Normally in cold weather the DW likes having an electric site. So we tend to heat with electricity, normally it keeps our TT nice and toasty during the day, and at night the TT can cold off a bit (we have a hybrid with tent ends). At night if one of us gets up to use the bathroom, we might turn on the gas furnace for a few minutes to help warm things up.
As for tank heaters. They are a silicone flexible pad. They have a tendency not to stay attached to the tank, due to the poor choice of adhesive. Most people say do not use them if the tank is empty. We use these pads at work on many of our processes, and we have not had any issues with them failing due to a lack of being attached to something or an empty tank.
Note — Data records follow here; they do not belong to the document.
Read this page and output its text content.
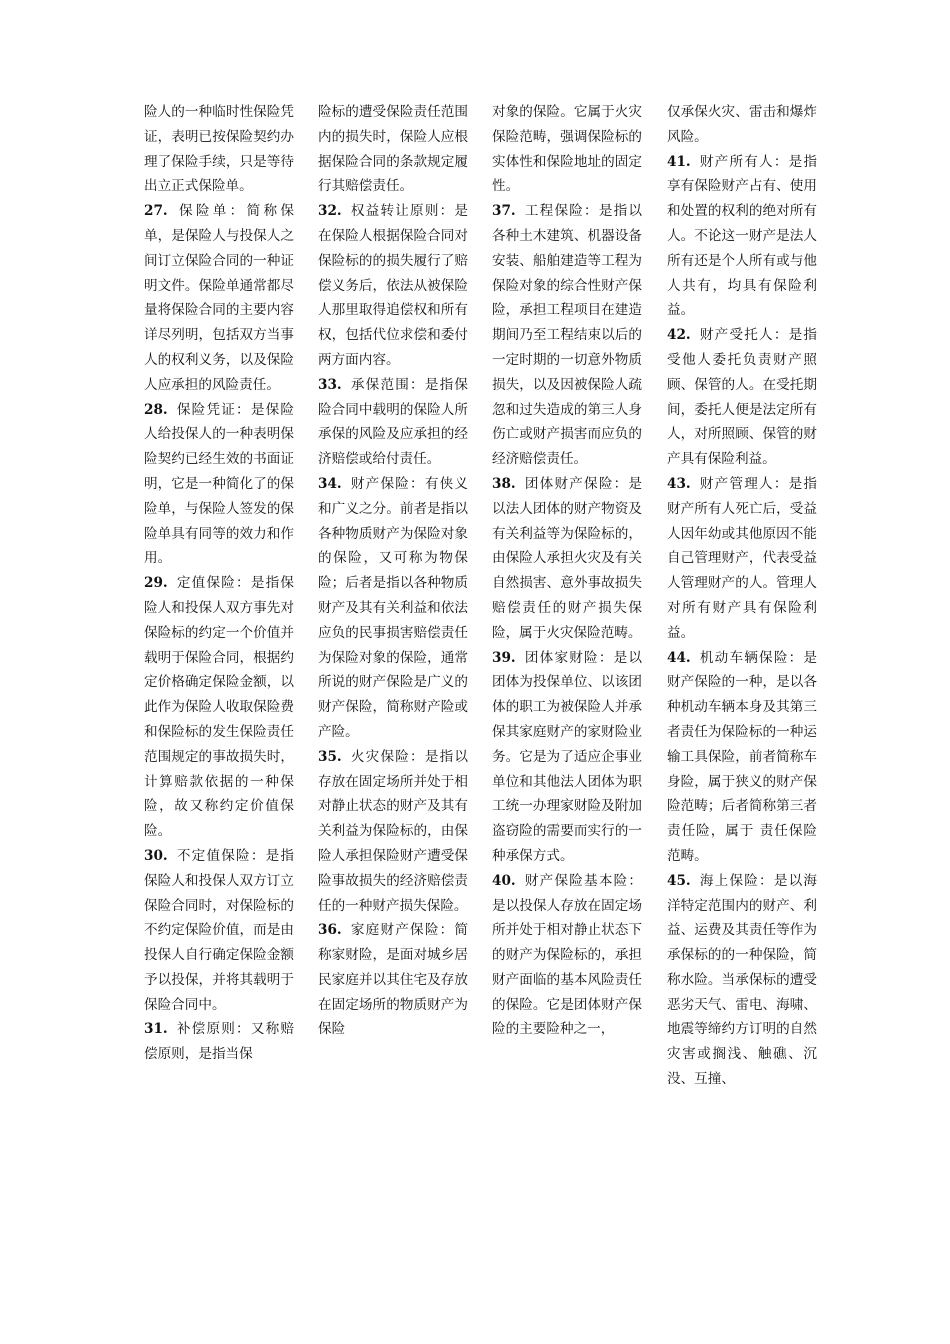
险人的一种临时性保险凭证，表明已按保险契约办理了保险手续，只是等待出立正式保险单。

27. 保险单：简称保单，是保险人与投保人之间订立保险合同的一种证明文件。保险单通常都尽量将保险合同的主要内容详尽列明，包括双方当事人的权利义务，以及保险人应承担的风险责任。

28. 保险凭证：是保险人给投保人的一种表明保险契约已经生效的书面证明，它是一种简化了的保险单，与保险人签发的保险单具有同等的效力和作用。

29. 定值保险：是指保险人和投保人双方事先对保险标的约定一个价值并载明于保险合同，根据约定价格确定保险金额，以此作为保险人收取保险费和保险标的发生保险责任范围规定的事故损失时，计算赔款依据的一种保险，故又称约定价值保险。

30. 不定值保险：是指保险人和投保人双方订立保险合同时，对保险标的不约定保险价值，而是由投保人自行确定保险金额予以投保，并将其载明于保险合同中。

31. 补偿原则：又称赔偿原则，是指当保

险标的遭受保险责任范围内的损失时，保险人应根据保险合同的条款规定履行其赔偿责任。

32. 权益转让原则：是在保险人根据保险合同对保险标的的损失履行了赔偿义务后，依法从被保险人那里取得追偿权和所有权，包括代位求偿和委付两方面内容。

33. 承保范围：是指保险合同中载明的保险人所承保的风险及应承担的经济赔偿或给付责任。

34. 财产保险：有侠义和广义之分。前者是指以各种物质财产为保险对象的保险，又可称为物保险；后者是指以各种物质财产及其有关利益和依法应负的民事损害赔偿责任为保险对象的保险，通常所说的财产保险是广义的财产保险，简称财产险或产险。

35. 火灾保险：是指以存放在固定场所并处于相对静止状态的财产及其有关利益为保险标的，由保险人承担保险财产遭受保险事故损失的经济赔偿责任的一种财产损失保险。

36. 家庭财产保险：简称家财险，是面对城乡居民家庭并以其住宅及存放在固定场所的物质财产为保险

对象的保险。它属于火灾保险范畴，强调保险标的实体性和保险地址的固定性。

37. 工程保险：是指以各种土木建筑、机器设备安装、船舶建造等工程为保险对象的综合性财产保险，承担工程项目在建造期间乃至工程结束以后的一定时期的一切意外物质损失，以及因被保险人疏忽和过失造成的第三人身伤亡或财产损害而应负的经济赔偿责任。

38. 团体财产保险：是以法人团体的财产物资及有关利益等为保险标的，由保险人承担火灾及有关自然损害、意外事故损失赔偿责任的财产损失保险，属于火灾保险范畴。

39. 团体家财险：是以团体为投保单位、以该团体的职工为被保险人并承保其家庭财产的家财险业务。它是为了适应企事业单位和其他法人团体为职工统一办理家财险及附加盗窃险的需要而实行的一种承保方式。

40. 财产保险基本险：是以投保人存放在固定场所并处于相对静止状态下的财产为保险标的，承担财产面临的基本风险责任的保险。它是团体财产保险的主要险种之一，

仅承保火灾、雷击和爆炸风险。

41. 财产所有人：是指享有保险财产占有、使用和处置的权利的绝对所有人。不论这一财产是法人所有还是个人所有或与他人共有，均具有保险利益。

42. 财产受托人：是指受他人委托负责财产照顾、保管的人。在受托期间，委托人便是法定所有人，对所照顾、保管的财产具有保险利益。

43. 财产管理人：是指财产所有人死亡后，受益人因年幼或其他原因不能自己管理财产，代表受益人管理财产的人。管理人对所有财产具有保险利益。

44. 机动车辆保险：是财产保险的一种，是以各种机动车辆本身及其第三者责任为保险标的一种运输工具保险，前者简称车身险，属于狭义的财产保险范畴；后者简称第三者责任险，属于 责任保险范畴。

45. 海上保险：是以海洋特定范围内的财产、利益、运费及其责任等作为承保标的的一种保险，简称水险。当承保标的遭受恶劣天气、雷电、海啸、地震等缔约方订明的自然灾害或搁浅、触礁、沉没、互撞、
Pipe fittings tend to be the first thing to fail if the plumbing freezes. The pex tubing can flex a lot and tends not to fail. The FW and waste tanks are big, if they are full, there is a lot of thermal mass, and will take a long time to freeze. Water Heater, if it is not being used, make sure to bypass it, and drain the tank. If your using it, it will not be an issue.
FW tank low point drain valve; I have been surprised, I have not damaged this valve. I am sure the water has frozen within this cheap valve many times.
If your daytime highs are going to be close to or below freezing, I would recommend draining the system, and dry camp.